In the 2024 Czech Senate elections, he defended his seat as a non-party member of STAN in Senate District No.20 - Prague 4, with the support of STAN, Pirates, ODS, KDU-ČSL and TOP 09. He won the first round of the election, receiving 48.21% of the vote. On 30 October 2024, he was re-elected as the 1st Deputy President of the Senate, with 61 votes from the 79 senators present.

==Political views==
Drahoš considers himself a centrist politician. As a candidate, Jiří Drahoš has presented himself as someone who can unite society, and as a respectable person who would act according to the constitution. Drahoš emphasises the importance of Czech science and education and has called for solidarity with those "who cannot take care of themselves". He has called for a "responsible approach" to the landscape and environment and has described human reason, creativity and ingeniousness as the only "renewable resource" of the wealth of the Czech Republic.

Drahoš wants the Czech Republic to play an active role in discussions over the future of the European Union, and wants the country to be a part of the Western world. He supports European integration but has said that he believes that the European Union should not impose unnecessary regulations on member states. He also said that he would not rush into Czech adoption of the Euro. Drahoš opposes a referendum about Czech membership of the European Union, and said that important geopolitical questions should not be decided by referendum. He supports the Czech Republic's membership of NATO.

In August 2015, Drahoš signed a petition named "scientists against fear and apathy" in opposition to both anti-Islamic radicalism and anti-immigrant populism.

Drahoš suggested that the Catalan independence referendum was "not legal", supporting the position of the Spanish government.

In 2017, Drahoš said he supports the sanctions against Russia imposed by the United States and the EU. However he also said that having good relations with Russia is in the interest of the Czech Republic and European Union.
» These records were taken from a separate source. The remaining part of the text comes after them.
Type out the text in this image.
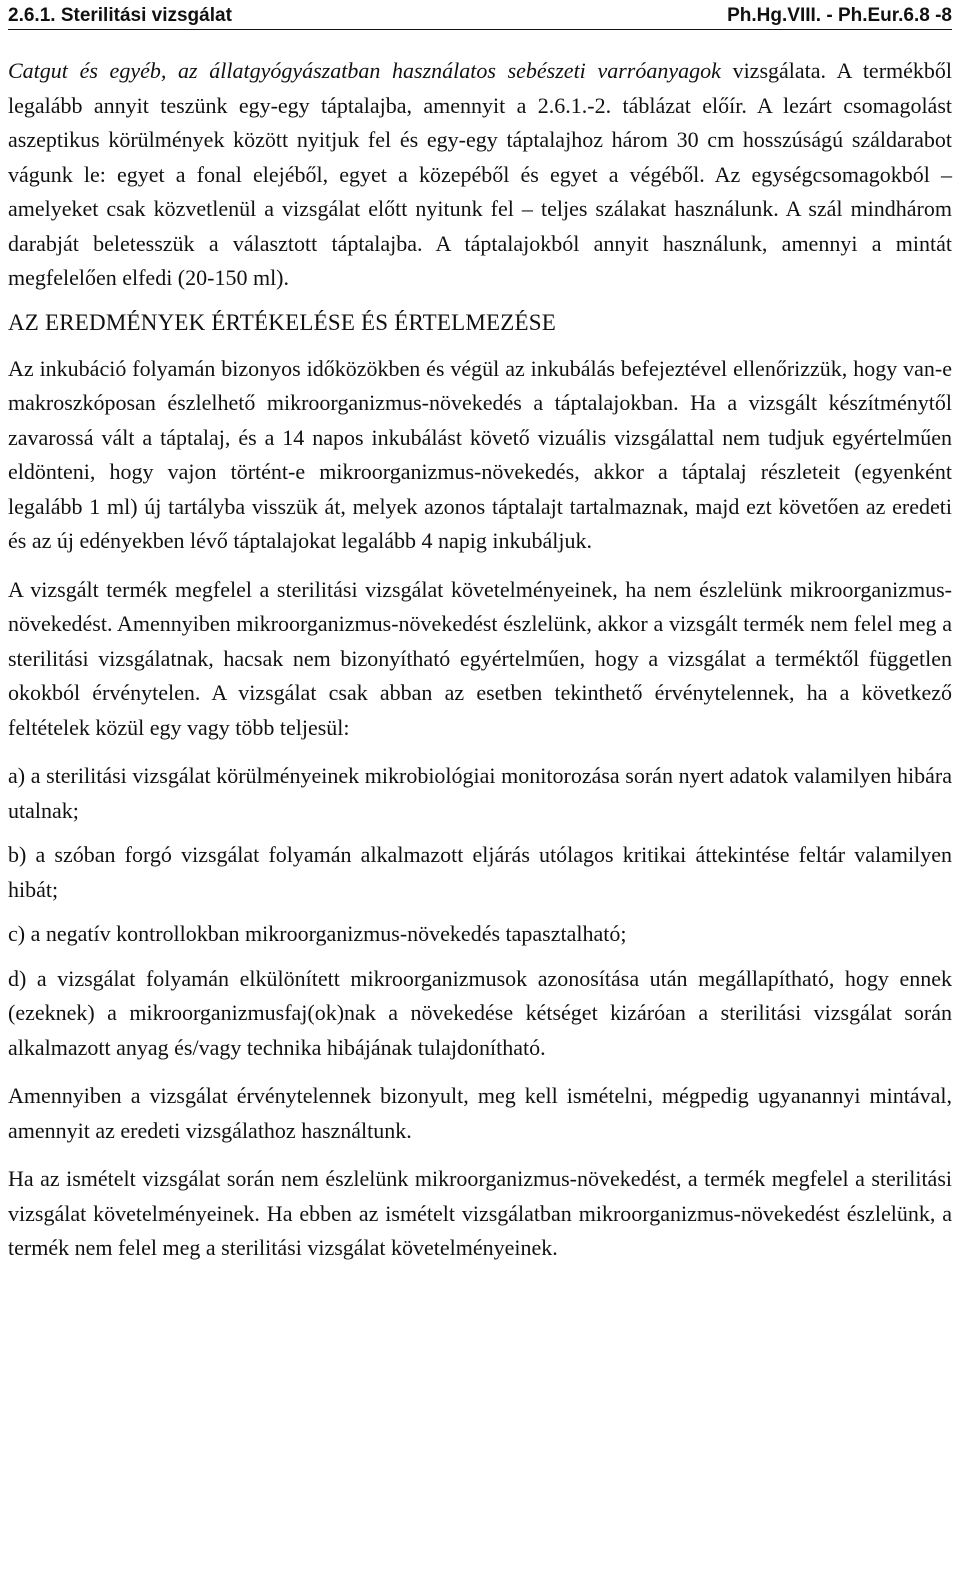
2.6.1. Sterilitási vizsgálat	Ph.Hg.VIII. - Ph.Eur.6.8 -8

Catgut és egyéb, az állatgyógyászatban használatos sebészeti varróanyagok vizsgálata. A termékből legalább annyit teszünk egy-egy táptalajba, amennyit a 2.6.1.-2. táblázat előír. A lezárt csomagolást aszeptikus körülmények között nyitjuk fel és egy-egy táptalajhoz három 30 cm hosszúságú száldarabot vágunk le: egyet a fonal elejéből, egyet a közepéből és egyet a végéből. Az egységcsomagokból – amelyeket csak közvetlenül a vizsgálat előtt nyitunk fel – teljes szálakat használunk. A szál mindhárom darabját beletesszük a választott táptalajba. A táptalajokból annyit használunk, amennyi a mintát megfelelően elfedi (20-150 ml).

AZ EREDMÉNYEK ÉRTÉKELÉSE ÉS ÉRTELMEZÉSE

Az inkubáció folyamán bizonyos időközökben és végül az inkubálás befejeztével ellenőrizzük, hogy van-e makroszkóposan észlelhető mikroorganizmus-növekedés a táptalajokban. Ha a vizsgált készítménytől zavarossá vált a táptalaj, és a 14 napos inkubálást követő vizuális vizsgálattal nem tudjuk egyértelműen eldönteni, hogy vajon történt-e mikroorganizmus-növekedés, akkor a táptalaj részleteit (egyenként legalább 1 ml) új tartályba visszük át, melyek azonos táptalajt tartalmaznak, majd ezt követően az eredeti és az új edényekben lévő táptalajokat legalább 4 napig inkubáljuk.

A vizsgált termék megfelel a sterilitási vizsgálat követelményeinek, ha nem észlelünk mikroorganizmus-növekedést. Amennyiben mikroorganizmus-növekedést észlelünk, akkor a vizsgált termék nem felel meg a sterilitási vizsgálatnak, hacsak nem bizonyítható egyértelműen, hogy a vizsgálat a terméktől független okokból érvénytelen. A vizsgálat csak abban az esetben tekinthető érvénytelennek, ha a következő feltételek közül egy vagy több teljesül:

a) a sterilitási vizsgálat körülményeinek mikrobiológiai monitorozása során nyert adatok valamilyen hibára utalnak;

b) a szóban forgó vizsgálat folyamán alkalmazott eljárás utólagos kritikai áttekintése feltár valamilyen hibát;

c) a negatív kontrollokban mikroorganizmus-növekedés tapasztalható;

d) a vizsgálat folyamán elkülönített mikroorganizmusok azonosítása után megállapítható, hogy ennek (ezeknek) a mikroorganizmusfaj(ok)nak a növekedése kétséget kizáróan a sterilitási vizsgálat során alkalmazott anyag és/vagy technika hibájának tulajdonítható.

Amennyiben a vizsgálat érvénytelennek bizonyult, meg kell ismételni, mégpedig ugyanannyi mintával, amennyit az eredeti vizsgálathoz használtunk.

Ha az ismételt vizsgálat során nem észlelünk mikroorganizmus-növekedést, a termék megfelel a sterilitási vizsgálat követelményeinek. Ha ebben az ismételt vizsgálatban mikroorganizmus-növekedést észlelünk, a termék nem felel meg a sterilitási vizsgálat követelményeinek.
Drahoš supports trade and economic relations with China, arguing that "China is a superpower" and "many countries are doing business with China."

In 2017, Drahoš rejected the European Union's proposal of compulsory migrant quotas, saying, "there is no successful model of Muslim integration in Europe". Drahoš also said that "Europe can't feed 100 million Africans, it is necessary to help them at home."

Drahoš described the pre-war German minority in Czechoslovakia as "Adolf Hitler's fifth column", and said that he agreed with the post-war expulsion of Germans from Czechoslovakia.

Drahoš has described himself as a sympathizer with Israel.